Scusami dope ma da questo elenco si capisce proprio che tu prendi le affermazioni e ci attacchi pensieri tuoi conseguenti perché li ritieni oggettivamente conseguenti.
Se io dico "se le istituzioni lasciano la violenza fascista impunita, è legittimo che le potenziali vittime si organizzino e si tutelino, anche con violenza".
tu ne consegui che tocca fare i giustizieri spaccando teste e così risolveremo il problema del fascismo.
1) nessuno ha parlato di farsi giustizia, semplicemente di guadagnarsi il diritto a girare tranquillo.
2) nessuno ha parlato di risolvere il problema del fascismo, che è politico.
3) nessuno ha detto che tocca fare della violenza la pratica quotidiana.
La differenza, piuttosto elementare, è che io non voglio aprire la testa a uno per la maglia di CPI. Girasse con quello che je pare per strada.
Ma se i gruppi neofascisti vanno a caccia di chi ha la maglietta del Che o del bengalese e la polizia non li ferma, mi sembra legittimo che le potenziali vittime si adeguino alla situazione e facciano in modo di fermarla anche quando si rendono conto che le denunce non servono a nulla.
tu invece, del tutto astrattamente, stai dicendo che se la devono rischià perché sennò fanno i giustizieri.
In amicizia, te stai fori.
Altra cosa, ma proprio tutt'altra cosa, che nessuno ha detto se non tu, sarebbe fare dello spaccare teste una pratica quotidiana per combattere il fascismo.
So' due cose totalmente differenti, per te so' identiche.
Ma è l'italiano a renderle differenti eh, prima della politica.
Una è una necessità contingente, momentanea, immediata, l'altra è una modalità politica quotidiana, una prassi costante su cui provi a costruirti.
Ti ho fatto anche gli esempi per far capire la differenza.
Niente, tu invece decidi il senso delle frasi anche al di là del loro significato compiuto.
Così è proprio complicato parlare.
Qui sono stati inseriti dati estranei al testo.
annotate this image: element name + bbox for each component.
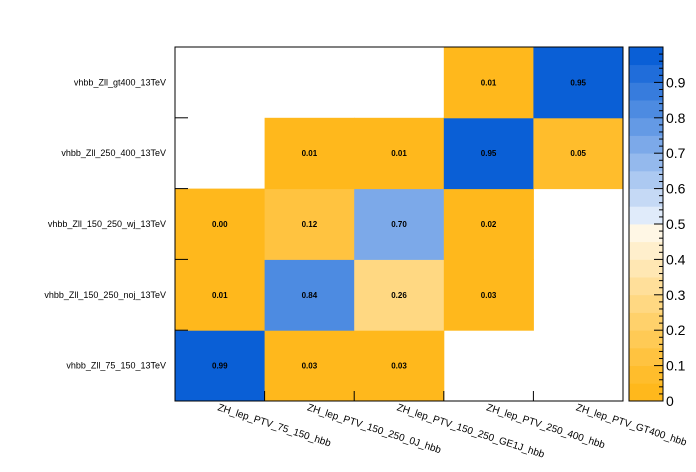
colorbar-tick-label: 0.5	[666, 216, 686, 232]
cell-value-label: 0.00	[212, 220, 228, 229]
colorbar-band	[629, 294, 663, 313]
colorbar-band	[629, 153, 663, 172]
heatmap-cells: 0.99 0.03 0.03 0.01 0.84 0.26 0.03 0.00 0.12 0.70…	[175, 47, 624, 402]
colorbar-band	[629, 259, 663, 278]
colorbar-band	[629, 224, 663, 243]
heatmap-cell	[264, 188, 355, 260]
heatmap-cell	[175, 259, 266, 331]
colorbar-tick-label: 0.8	[666, 110, 686, 126]
colorbar-band	[629, 383, 663, 402]
cell-value-label: 0.01	[391, 149, 407, 158]
colorbar-band	[629, 330, 663, 349]
colorbar-tick-label: 0.3	[666, 287, 686, 303]
y-category-label: vhbb_Zll_150_250_wj_13TeV	[48, 219, 166, 229]
heatmap-cell	[443, 188, 534, 260]
colorbar-band	[629, 312, 663, 331]
cell-value-label: 0.03	[481, 291, 497, 300]
cell-value-label: 0.03	[391, 362, 407, 371]
colorbar-tick-label: 0.9	[666, 74, 686, 90]
heatmap-cell	[443, 259, 534, 331]
heatmap-cell	[175, 188, 266, 260]
colorbar-band	[629, 347, 663, 366]
heatmap-cell	[354, 259, 445, 331]
heatmap-cell	[175, 330, 266, 402]
colorbar-tick-label: 0	[666, 393, 674, 409]
heatmap-cell	[354, 117, 445, 190]
y-category-label: vhbb_Zll_gt400_13TeV	[74, 77, 166, 87]
colorbar-tick-label: 0.1	[666, 358, 686, 374]
cell-value-label: 0.05	[570, 149, 586, 158]
y-category-label: vhbb_Zll_75_150_13TeV	[66, 361, 166, 371]
x-axis-labels: ZH_lep_PTV_75_150_hbbZH_lep_PTV_150_250_…	[216, 402, 688, 460]
y-category-label: vhbb_Zll_150_250_noj_13TeV	[44, 290, 166, 300]
cell-value-label: 0.84	[302, 291, 318, 300]
colorbar-tick-label: 0.6	[666, 181, 686, 197]
colorbar-band	[629, 365, 663, 384]
colorbar-tick-label: 0.7	[666, 145, 686, 161]
color-scale-bar: 0 0.1 0.2 0.3 0.4 0.5 0.6 0.7 0.8 0.9	[628, 46, 686, 409]
colorbar-band	[629, 135, 663, 154]
cell-value-label: 0.01	[302, 149, 318, 158]
cell-value-label: 0.70	[391, 220, 407, 229]
colorbar-band	[629, 117, 663, 136]
heatmap-cell	[533, 117, 624, 190]
colorbar-band	[629, 241, 663, 260]
cell-value-label: 0.01	[212, 291, 228, 300]
cell-value-label: 0.99	[212, 362, 228, 371]
colorbar-tick-label: 0.2	[666, 322, 686, 338]
cell-value-label: 0.95	[481, 149, 497, 158]
cell-value-label: 0.95	[570, 78, 586, 87]
colorbar-band	[629, 64, 663, 83]
colorbar-band	[629, 47, 663, 66]
colorbar-band	[629, 170, 663, 189]
cell-value-label: 0.12	[302, 220, 318, 229]
heatmap-cell	[264, 330, 355, 402]
colorbar-band	[629, 188, 663, 207]
heatmap-cell	[354, 188, 445, 260]
heatmap-cell	[533, 47, 624, 119]
cell-value-label: 0.03	[302, 362, 318, 371]
heatmap-cell	[443, 117, 534, 190]
colorbar-band	[629, 100, 663, 119]
cell-value-label: 0.02	[481, 220, 497, 229]
y-axis-labels: vhbb_Zll_75_150_13TeV vhbb_Zll_150_250_no…	[44, 77, 166, 370]
plot-frame	[174, 46, 624, 402]
colorbar-tick-label: 0.4	[666, 251, 686, 267]
colorbar-band	[629, 277, 663, 296]
cell-value-label: 0.01	[481, 78, 497, 87]
x-category-label: ZH_lep_PTV_150_250_GE1J_hbb	[395, 402, 546, 460]
heatmap-cell	[264, 117, 355, 190]
heatmap-cell	[443, 47, 534, 119]
colorbar-band	[629, 82, 663, 101]
y-category-label: vhbb_Zll_250_400_13TeV	[61, 148, 166, 158]
cell-value-label: 0.26	[391, 291, 407, 300]
heatmap-cell	[354, 330, 445, 402]
heatmap-cell	[264, 259, 355, 331]
colorbar-band	[629, 206, 663, 225]
plot-border	[174, 46, 624, 402]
Ma de qualsiasi cosa, non di fascismo.
Certo che giustifico se a Palermo prendi un picchiatore seriale impunito e lo umili.
Per me è proprio giusto per le ragioni suddette, perché guardando i FATTI non hanno preso il pischello fascista perché portava una maglietta, ma un picchiatore seriale perché rompeva il cazzo da anni.
Dove vedi che questi hanno provato a risolvere il problema del fascismo spaccando teste?
la violenza non può essere una parola tabù (oddio la violenza aaaaah), è un comportamento umano tra tanti altri. E come tanti altri può essere giustificata come assolutamente ingiustificata.
Quindi va giudicata. Non dal Giudice per la miseria, ma da ogni individuo.
Esattamente come non è un giudice a stabilire se un dato comportamento è educato/maleducato, tollerante/intollerante, corretto/scorretto, etc. Ognuno giudica in base ai suoi parametri e si comporta di conseguenza, mentre il giudice stabilisce se c'è una rilevanza penale.
e non per questo si finisce nel Caos totale dipinto da chi ha l'ossessione per l'Ordine costituito.
Tranquilli, se anche ognuno si comportasse di testa propria non ci sarebbero scene da manicomio perché non ci sarebbe ragione perché avvenisse. E' una semplice fobia indotta.
Se non forse per chi lo pensa perché lo psicotico che farebbe scene da manicomio è proprio lui.
Dire che la violenza non è mai giustificata è semplicemente una cazzata infantile.
Una roba da asilo, da film di quarta categoria in cui ogni azione è perfettamente inseribile in categorie semplificate. Il buono, il violento, l'onesto, il pavido.
Qualcosa che non ha attinenza con la realtà, ma solo con un'astrazione utile a far tornare una formula politica: non vi ribellate ai legittimi detentori della violenza.